For those who take breatharianism seriously, be my guest. Some Indian yogis have claimed to live entirely on thin air, without eating or drinking anything. Few of them have been subjected to medical tests, but researchers refused to share detailed conclusions, and the self-proclaimed breatharians were allowed enough private time to stuff themselves if they had wanted to.
If being a complete breatharian is at all possible, disregarding obvious frauds like Wiley Brooks (read this hilarious interview), who lost most of his followers after being spotted with biscuits and chicken pot pie at a 7-Eleven, these must be some superhuman yogi’s, which we are not.
So even if it’s somehow possible, it won’t help much to finally decide to take up meditation when you’re withering away in a desert hole without water. Although, you may as well.
Conclusion
The best way to deal with thirst is to do your utmost to prevent it by preparing thoroughly, no matter where you go. Always keep spare drinking water in your car, make sure you have a communication device on you and that people know where you are. Then, when misfortune strikes, you will at least have done your part before starting the race against the clock.
To be on the safe side, assume you cannot live longer than three days without water.
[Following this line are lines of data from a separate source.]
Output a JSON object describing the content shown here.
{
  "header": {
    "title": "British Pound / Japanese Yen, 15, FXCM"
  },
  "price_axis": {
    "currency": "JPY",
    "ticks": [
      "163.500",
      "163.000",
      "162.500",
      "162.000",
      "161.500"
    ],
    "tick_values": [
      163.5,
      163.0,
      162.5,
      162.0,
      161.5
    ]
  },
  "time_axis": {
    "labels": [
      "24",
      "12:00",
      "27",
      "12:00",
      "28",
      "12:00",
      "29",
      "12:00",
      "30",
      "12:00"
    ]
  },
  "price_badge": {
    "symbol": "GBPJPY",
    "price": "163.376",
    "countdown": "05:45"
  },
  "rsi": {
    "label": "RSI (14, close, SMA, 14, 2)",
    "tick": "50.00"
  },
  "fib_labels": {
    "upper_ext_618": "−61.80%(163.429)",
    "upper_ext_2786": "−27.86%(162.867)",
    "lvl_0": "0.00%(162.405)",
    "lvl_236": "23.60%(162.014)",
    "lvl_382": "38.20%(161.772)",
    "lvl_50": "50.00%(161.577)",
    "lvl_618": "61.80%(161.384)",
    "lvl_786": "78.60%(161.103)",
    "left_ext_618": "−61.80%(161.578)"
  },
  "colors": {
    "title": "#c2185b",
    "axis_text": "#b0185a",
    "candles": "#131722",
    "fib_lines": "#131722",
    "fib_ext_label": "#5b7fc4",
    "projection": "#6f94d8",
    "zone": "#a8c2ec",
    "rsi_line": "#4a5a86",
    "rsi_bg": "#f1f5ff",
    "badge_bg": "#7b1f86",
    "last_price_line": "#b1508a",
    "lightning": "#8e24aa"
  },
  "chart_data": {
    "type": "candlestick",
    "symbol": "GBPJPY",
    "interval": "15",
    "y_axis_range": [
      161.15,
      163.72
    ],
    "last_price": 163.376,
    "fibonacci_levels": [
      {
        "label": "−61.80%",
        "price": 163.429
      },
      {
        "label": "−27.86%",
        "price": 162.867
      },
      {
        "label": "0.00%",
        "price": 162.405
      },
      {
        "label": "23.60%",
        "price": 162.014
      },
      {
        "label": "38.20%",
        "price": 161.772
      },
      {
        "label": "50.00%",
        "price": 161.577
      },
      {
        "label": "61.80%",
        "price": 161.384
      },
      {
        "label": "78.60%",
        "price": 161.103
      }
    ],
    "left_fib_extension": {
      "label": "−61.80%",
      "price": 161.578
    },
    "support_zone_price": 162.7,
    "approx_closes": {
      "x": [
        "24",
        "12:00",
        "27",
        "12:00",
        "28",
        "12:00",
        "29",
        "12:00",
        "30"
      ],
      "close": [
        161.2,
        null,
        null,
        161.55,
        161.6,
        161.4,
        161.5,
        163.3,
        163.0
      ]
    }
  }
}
In many survival scenarios, we won’t have ideal circumstances, so it will either be extremely hot, you may be sweating from exertion, or maybe you were slightly dehydrated before actually stranding already due to stress or other conditions.
When you’re on the spot, and in that desert hole, life raft or dry forest, know that panic is your worst enemy, and that if you conserve sweat, you may even be able to make it beyond science’s three days, thereby increasing the chances of being rescued. Because somehow, it appears that certain human bodies can survive without one of its most basic needs for longer than science says.